Simplified approach for modelling pilot pursuit control behaviour in multi-loop flight control tasks

Abstract

A control-theoretic procedure for modelling human pilot pursuit control behaviour is presented. The procedure allows for the development of human pilot behavioural models in multi-loop flight control tasks in a simplified framework emphasizing frequency-domain techniques. Beginning with the primary control loops, each control loop is closed using a combination of output-rate feedback and output-error feedback. It is demonstrated that this approach can accommodate any vehicle dynamics that can be stabilized by a human pilot. In addition, the modelling approach identifies vehicle dynamics that approach the limits of human pilot controllability. The well-documented increase in pilot effective time delays that have been shown to accompany vehicle dynamics requiring lead compensation is also replicated by this modelling approach. A method for predicting handling-qualitiy levels that would be assigned to a particular vehicle and task is presented.
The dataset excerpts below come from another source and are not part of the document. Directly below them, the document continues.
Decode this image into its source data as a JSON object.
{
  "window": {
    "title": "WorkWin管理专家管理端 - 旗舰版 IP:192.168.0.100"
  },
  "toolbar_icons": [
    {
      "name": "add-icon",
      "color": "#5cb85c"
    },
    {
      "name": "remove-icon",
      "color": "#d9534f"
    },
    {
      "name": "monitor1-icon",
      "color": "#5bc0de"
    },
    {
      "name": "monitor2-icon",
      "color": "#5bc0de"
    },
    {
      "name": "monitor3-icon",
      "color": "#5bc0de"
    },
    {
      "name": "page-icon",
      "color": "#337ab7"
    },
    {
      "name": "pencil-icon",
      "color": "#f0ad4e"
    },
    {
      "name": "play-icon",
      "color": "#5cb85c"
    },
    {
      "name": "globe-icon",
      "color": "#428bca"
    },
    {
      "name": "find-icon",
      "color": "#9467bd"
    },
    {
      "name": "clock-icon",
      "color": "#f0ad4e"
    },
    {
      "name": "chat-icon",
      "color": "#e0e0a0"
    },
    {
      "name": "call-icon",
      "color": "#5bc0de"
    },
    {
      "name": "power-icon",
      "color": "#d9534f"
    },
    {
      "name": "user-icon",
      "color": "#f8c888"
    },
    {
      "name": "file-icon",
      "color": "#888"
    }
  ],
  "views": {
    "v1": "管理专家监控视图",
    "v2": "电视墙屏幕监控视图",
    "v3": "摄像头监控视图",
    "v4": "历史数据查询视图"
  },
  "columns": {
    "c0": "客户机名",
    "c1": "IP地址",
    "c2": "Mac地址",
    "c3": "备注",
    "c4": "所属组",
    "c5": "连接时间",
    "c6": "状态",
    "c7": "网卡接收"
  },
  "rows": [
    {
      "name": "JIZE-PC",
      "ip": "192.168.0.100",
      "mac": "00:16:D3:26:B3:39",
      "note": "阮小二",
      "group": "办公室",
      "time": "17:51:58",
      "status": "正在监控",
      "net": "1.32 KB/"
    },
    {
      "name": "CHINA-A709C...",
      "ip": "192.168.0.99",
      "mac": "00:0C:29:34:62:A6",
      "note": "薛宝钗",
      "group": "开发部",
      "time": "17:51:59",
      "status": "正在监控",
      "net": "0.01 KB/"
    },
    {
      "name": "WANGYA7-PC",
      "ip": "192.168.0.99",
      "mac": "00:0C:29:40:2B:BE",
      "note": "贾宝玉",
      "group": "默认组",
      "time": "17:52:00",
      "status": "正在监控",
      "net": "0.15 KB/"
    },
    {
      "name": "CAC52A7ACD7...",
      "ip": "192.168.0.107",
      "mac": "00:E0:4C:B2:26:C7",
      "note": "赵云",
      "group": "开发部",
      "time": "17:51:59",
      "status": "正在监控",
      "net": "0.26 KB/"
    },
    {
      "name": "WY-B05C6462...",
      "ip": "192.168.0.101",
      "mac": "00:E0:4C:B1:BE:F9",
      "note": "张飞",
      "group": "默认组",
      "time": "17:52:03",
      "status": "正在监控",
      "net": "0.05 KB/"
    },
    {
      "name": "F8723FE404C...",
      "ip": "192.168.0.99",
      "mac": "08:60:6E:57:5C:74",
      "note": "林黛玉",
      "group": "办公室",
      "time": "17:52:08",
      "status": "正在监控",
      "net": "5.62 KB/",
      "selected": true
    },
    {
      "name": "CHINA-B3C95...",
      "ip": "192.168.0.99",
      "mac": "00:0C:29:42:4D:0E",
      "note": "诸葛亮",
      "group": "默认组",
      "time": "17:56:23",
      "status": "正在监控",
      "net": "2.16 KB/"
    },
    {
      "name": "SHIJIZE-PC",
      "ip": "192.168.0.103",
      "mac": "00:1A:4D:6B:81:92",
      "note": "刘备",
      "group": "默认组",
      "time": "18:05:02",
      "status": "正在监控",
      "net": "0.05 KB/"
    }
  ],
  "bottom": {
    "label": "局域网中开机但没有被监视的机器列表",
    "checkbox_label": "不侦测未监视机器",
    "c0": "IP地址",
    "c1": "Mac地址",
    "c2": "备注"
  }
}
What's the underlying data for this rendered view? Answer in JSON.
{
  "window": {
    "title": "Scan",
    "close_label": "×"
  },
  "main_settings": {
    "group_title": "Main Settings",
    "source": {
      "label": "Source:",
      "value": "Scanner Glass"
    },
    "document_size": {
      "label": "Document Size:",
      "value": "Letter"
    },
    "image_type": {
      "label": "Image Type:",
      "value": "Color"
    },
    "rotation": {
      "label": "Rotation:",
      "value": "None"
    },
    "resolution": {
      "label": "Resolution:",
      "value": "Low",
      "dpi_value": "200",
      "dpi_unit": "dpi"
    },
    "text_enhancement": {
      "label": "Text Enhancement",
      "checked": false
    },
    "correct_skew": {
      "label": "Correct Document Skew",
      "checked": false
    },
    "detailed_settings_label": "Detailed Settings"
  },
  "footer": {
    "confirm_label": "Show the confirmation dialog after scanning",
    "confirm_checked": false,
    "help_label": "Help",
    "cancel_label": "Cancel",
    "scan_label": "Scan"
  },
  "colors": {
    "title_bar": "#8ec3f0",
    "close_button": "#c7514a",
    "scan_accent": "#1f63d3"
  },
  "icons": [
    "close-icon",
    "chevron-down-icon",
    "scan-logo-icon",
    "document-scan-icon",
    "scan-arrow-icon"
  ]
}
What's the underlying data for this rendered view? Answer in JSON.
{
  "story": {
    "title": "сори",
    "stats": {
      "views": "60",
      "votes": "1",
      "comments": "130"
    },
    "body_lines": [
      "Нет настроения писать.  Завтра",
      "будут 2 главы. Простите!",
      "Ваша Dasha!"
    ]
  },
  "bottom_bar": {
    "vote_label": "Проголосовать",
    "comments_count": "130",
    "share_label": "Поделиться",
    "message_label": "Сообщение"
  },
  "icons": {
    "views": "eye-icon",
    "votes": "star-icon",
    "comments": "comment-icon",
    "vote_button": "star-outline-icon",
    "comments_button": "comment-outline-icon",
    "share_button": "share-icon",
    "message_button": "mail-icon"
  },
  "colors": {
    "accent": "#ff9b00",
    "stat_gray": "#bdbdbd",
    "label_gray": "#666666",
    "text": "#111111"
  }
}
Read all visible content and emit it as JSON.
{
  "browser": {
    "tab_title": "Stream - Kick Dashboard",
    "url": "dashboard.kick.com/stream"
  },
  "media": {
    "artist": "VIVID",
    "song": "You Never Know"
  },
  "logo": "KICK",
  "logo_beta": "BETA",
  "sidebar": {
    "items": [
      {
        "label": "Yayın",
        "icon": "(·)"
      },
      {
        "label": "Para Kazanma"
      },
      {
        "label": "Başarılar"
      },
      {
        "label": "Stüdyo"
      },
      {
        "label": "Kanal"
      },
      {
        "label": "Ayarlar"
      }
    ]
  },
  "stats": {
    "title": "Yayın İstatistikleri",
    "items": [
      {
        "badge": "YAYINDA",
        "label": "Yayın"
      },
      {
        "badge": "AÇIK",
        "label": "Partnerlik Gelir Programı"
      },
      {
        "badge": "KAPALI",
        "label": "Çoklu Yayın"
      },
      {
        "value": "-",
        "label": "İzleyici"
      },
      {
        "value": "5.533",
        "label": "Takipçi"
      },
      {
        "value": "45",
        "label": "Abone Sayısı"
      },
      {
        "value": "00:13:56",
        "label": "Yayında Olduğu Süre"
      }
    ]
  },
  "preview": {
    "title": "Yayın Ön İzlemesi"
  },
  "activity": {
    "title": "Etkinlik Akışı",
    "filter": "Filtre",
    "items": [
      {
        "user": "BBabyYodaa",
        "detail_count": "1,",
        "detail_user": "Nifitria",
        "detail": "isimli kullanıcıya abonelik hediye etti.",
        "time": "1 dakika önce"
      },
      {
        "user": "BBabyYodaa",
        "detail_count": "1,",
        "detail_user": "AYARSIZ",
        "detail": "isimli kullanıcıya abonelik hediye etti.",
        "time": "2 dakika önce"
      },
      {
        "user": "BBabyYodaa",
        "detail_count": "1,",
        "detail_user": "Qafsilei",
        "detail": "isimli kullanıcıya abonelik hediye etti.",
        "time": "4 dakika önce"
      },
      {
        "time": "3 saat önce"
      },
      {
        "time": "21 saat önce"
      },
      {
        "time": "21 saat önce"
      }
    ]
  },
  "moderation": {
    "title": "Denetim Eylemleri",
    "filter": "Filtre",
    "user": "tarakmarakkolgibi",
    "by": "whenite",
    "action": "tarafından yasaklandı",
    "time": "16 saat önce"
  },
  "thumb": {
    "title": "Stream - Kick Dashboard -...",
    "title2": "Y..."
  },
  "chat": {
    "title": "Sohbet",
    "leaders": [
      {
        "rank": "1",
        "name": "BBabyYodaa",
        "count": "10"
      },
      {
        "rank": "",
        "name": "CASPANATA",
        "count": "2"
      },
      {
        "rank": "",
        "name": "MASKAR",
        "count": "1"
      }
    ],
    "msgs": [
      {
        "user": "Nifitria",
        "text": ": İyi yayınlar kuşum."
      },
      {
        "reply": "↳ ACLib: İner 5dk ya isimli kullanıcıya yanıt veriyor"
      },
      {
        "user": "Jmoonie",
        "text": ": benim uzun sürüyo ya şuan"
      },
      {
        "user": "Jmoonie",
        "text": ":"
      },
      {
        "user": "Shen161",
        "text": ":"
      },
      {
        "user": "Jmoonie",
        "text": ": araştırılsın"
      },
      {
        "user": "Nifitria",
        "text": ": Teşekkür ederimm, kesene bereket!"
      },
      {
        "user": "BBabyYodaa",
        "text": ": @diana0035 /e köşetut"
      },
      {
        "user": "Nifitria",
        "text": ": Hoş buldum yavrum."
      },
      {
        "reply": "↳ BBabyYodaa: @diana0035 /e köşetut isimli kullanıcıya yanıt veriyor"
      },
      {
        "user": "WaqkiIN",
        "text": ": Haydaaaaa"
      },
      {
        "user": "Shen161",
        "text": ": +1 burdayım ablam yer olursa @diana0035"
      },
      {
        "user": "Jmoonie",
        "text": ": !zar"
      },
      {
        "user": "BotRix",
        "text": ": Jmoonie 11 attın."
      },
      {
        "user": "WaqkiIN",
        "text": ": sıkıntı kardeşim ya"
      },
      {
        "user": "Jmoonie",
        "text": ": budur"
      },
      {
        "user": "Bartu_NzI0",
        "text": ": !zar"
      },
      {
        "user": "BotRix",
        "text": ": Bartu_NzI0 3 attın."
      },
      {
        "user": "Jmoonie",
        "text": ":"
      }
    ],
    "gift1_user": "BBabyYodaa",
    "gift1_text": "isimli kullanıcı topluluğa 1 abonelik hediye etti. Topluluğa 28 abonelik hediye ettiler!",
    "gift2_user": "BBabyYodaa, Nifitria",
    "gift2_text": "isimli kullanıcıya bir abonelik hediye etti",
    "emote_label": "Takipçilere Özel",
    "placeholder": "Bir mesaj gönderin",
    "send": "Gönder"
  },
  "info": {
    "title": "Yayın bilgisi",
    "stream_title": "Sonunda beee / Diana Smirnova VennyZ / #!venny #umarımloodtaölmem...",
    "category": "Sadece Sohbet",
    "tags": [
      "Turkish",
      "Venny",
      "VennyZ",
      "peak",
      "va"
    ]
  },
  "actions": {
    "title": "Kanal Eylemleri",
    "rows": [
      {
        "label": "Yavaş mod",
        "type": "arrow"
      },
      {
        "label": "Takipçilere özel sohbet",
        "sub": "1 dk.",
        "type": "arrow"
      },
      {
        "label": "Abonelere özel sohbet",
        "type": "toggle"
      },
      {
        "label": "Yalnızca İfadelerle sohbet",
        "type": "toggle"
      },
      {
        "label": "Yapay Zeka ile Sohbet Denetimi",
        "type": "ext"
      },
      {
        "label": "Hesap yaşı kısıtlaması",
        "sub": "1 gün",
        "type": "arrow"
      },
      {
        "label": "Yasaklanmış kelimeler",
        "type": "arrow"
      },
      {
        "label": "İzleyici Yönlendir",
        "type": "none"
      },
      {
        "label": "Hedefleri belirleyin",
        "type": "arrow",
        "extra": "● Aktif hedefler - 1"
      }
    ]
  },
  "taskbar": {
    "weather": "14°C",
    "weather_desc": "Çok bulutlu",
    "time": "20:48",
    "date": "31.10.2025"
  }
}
A visual cue model is included, which can approximate the effects of degraded visual cues. It is shown that this model can be used to reproduce the three most important measurable effects of visual cue quality upon human operator dynamics, namely, an increase in ‘effective’ pilot time delay, a decrease in crossover frequency, and an increase in error-injected remnant. The ability of the modelling procedure to accommodate different levels of pilot aggressiveness in completing manoeuvres is demonstrated. Finally, an application to a multi-axis rotorcraft flight control problem is presented.